THREE Systemic Impacts and Special Populations
Children, Youth, and Family Serving Systems
GERALD P. MALLON AND RUTH G. MCROY
The issue of race and culture in child welfare is often noted, but only recently has the issue begun to receive attention at the national level by professionals and practitioners. In the past decade, there has been progress, most notably by the Children's Bureau, State of Texas Department of Children and Family Services, Casey Family Programs, and the Child Welfare League of America, with significant efforts to openly and honestly address issues of race and culture. Disproportionate representation in foster care, one of the primary reflections of race and culture in the child welfare system, refers to the current situation in which particular racial and ethnic groups of children are represented in foster care at a higher or lower percentage than their representation in the general population. Children of color, belonging to various cultural, ethnic, and racial communities (primarily African American, Hispanic, and Native American), are disproportionately represented in the child welfare system and overwhelmingly experience disparate treatment, which is reflected in their having worse outcomes. The disproportionate representation of children of color in the child welfare and other social service systems (e.g., juvenile justice) is linked to social class, economic, and other factors that must be addressed to ensure that all children are fairly and appropriately served.

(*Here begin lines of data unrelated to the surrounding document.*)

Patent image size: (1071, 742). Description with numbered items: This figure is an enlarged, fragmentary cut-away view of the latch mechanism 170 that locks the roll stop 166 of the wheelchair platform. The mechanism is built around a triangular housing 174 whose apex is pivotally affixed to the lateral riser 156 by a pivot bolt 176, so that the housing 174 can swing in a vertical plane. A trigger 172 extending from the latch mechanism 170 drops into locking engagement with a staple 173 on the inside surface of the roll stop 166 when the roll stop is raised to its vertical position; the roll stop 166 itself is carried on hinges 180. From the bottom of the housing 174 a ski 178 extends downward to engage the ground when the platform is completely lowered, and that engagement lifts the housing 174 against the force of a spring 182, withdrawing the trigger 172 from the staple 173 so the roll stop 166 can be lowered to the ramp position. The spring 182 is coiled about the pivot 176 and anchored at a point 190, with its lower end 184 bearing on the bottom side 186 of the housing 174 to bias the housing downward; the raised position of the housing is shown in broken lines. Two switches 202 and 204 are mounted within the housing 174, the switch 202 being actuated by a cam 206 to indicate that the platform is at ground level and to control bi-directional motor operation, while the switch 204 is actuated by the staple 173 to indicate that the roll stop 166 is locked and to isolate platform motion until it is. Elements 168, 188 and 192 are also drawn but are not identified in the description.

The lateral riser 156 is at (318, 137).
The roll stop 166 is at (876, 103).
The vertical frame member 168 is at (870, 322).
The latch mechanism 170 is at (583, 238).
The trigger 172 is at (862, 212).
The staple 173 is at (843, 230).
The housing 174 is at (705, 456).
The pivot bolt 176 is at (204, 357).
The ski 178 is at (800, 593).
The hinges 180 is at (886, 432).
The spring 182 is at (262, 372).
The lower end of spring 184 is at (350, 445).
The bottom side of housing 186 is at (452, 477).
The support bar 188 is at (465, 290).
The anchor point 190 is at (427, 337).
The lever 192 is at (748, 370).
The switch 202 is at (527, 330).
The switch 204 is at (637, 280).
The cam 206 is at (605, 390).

In this chapter, within the context of antiracist strategies for transforming the health and human services, we review the key facts and existing scholarship and discuss the broad range of issues concerning culture and race in child welfare systems. Special attention is given to providing a historical look at disproportion- ality as well as an examination of foster care inequities. The chapter ends with conclusions and a discussion highlighting implications for practice and policy improvement that will be helpful for those seeking to work toward greater equality within the child welfare system.